Ces changements ont également une incidence sur le développement des utilisations hors étiquette. Une limite de swipe qui ne peut être dépassée que par le biais d’un abonnement premium pose des obstacles financiers aux organisations à but non lucratif, comme celles qui mènent des campagnes de santé et de sensibilisation.

De même, les personnes qui cherchent à vendre des articles ou à promouvoir leur musique, leurs entreprises créatives ou leur politicien préféré peuvent être soumises à des taux de signalement plus élevés maintenant que Tinder a articulé des restrictions sur l’activité commerciale, n’autorisant que la publicité officiellement approuvée.

Des changements de plateforme comme celui-ci peuvent être rassurants pour ceux qui ne veulent utiliser l’application que pour rencontrer des partenaires romantiques et sexuels. Cependant, l’éventail d’utilisations que j’ai découvert démontre que Tinder est un écosystème social où de multiples activités coexistent.

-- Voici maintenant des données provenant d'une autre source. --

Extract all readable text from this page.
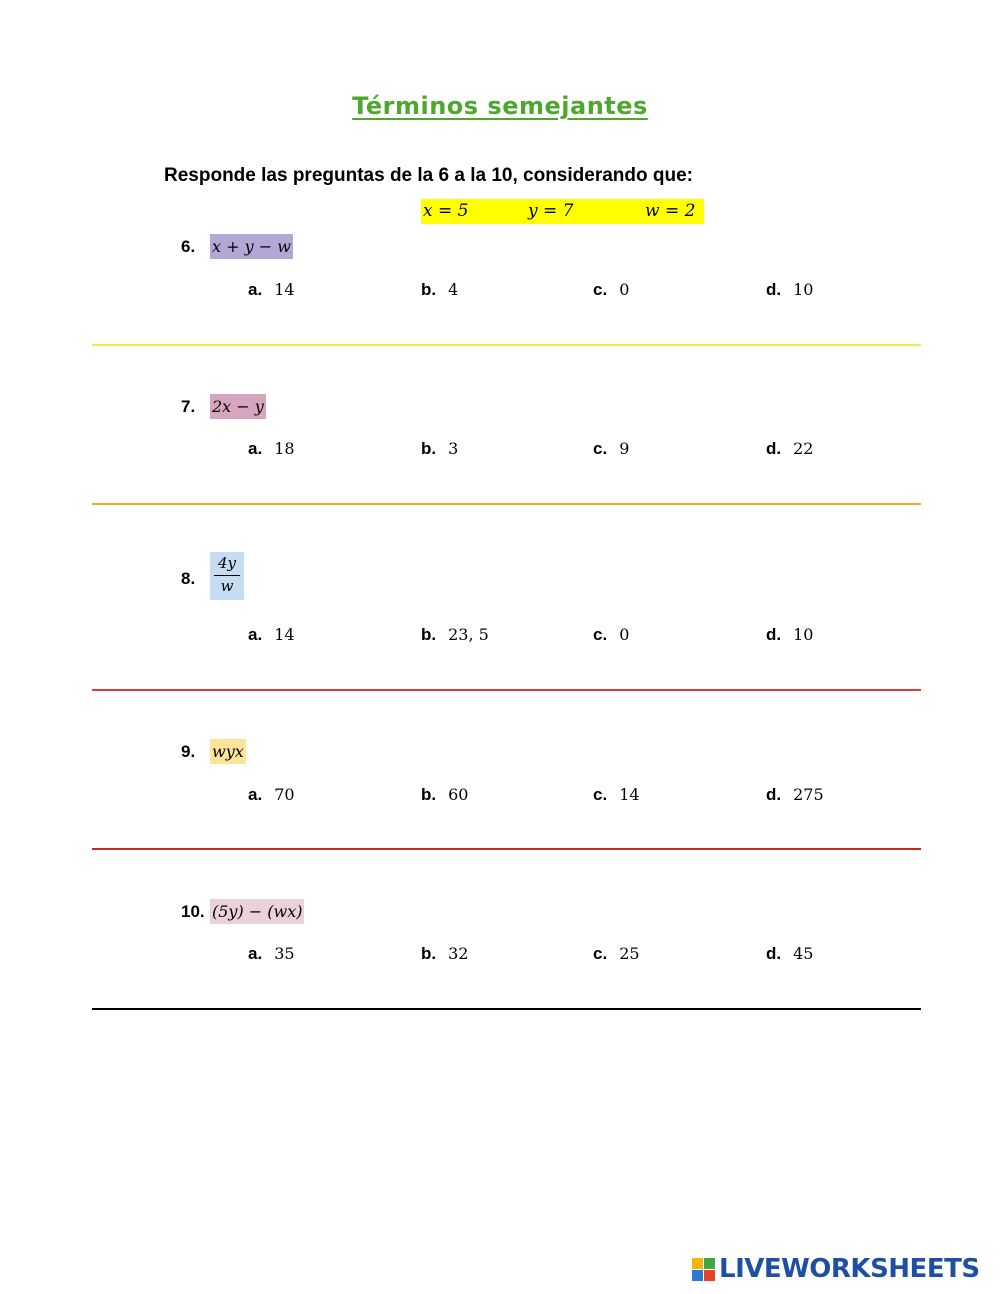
Términos semejantes
Responde las preguntas de la 6 a la 10, considerando que:
x = 5	y = 7	w = 2
6. x + y − w
a. 14	b. 4	c. 0	d. 10
7. 2x − y
a. 18	b. 3	c. 9	d. 22
8.
4y
w
a. 14	b. 23, 5	c. 0	d. 10
9. wyx
a. 70	b. 60	c. 14	d. 275
10. (5y) − (wx)
a. 35	b. 32	c. 25	d. 45
LIVEWORKSHEETS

Cela reflète les conclusions de l’historien Andrew DJ Shield selon lesquelles certains utilisateurs de Grindr établissent des réseaux d’amis et des opportunités de logement ou d’emploi tout en utilisant également l’appli pour identifier des partenaires potentiels. Il semble que la division entre ces objectifs ne soit pas aussi tranchée sur ce qui est généralement considéré comme des applis de rencontre et de branchement.

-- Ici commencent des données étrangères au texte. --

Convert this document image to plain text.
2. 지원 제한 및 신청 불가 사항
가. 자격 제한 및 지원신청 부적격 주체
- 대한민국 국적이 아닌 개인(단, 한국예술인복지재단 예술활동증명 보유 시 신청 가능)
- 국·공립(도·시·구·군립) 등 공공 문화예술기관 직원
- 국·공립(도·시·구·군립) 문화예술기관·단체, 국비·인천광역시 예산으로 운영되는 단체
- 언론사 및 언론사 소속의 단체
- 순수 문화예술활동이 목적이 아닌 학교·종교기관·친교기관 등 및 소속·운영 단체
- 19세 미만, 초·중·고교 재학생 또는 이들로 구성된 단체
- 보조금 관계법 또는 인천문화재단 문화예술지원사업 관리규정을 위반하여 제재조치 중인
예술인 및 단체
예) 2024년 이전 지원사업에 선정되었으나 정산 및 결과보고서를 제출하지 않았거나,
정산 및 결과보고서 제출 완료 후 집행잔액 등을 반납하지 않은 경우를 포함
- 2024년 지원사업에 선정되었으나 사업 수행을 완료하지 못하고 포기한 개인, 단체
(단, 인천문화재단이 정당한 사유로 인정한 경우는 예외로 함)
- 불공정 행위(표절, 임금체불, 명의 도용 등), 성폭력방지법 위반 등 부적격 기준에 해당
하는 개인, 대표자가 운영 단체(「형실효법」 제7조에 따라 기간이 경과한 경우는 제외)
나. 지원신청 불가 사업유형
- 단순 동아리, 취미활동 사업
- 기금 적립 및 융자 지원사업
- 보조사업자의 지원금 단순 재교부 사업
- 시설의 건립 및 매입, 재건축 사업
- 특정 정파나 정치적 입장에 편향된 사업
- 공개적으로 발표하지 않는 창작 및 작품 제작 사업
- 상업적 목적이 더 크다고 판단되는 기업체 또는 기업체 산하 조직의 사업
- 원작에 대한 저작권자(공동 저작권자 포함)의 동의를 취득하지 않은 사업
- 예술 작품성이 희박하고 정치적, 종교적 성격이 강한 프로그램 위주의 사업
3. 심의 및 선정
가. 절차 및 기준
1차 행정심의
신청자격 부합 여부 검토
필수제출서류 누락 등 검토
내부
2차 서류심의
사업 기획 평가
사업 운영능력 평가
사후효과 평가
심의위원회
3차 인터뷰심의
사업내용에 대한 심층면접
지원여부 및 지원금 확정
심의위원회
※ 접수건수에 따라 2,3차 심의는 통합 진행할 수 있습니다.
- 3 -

Les gens font attention les uns aux autres sur Tinder, et cela présente des opportunités d’activité politique, économique et sociale au-delà de la rencontre. Alors que l’attention de Tinder à la sécurité est absolument nécessaire, l’entreprise devrait s’assurer que ses nouvelles fonctionnalités ne ferment pas les utilisations créatives, productives et d’autoprotection qui rendent l’application significative dans la vie quotidienne des gens.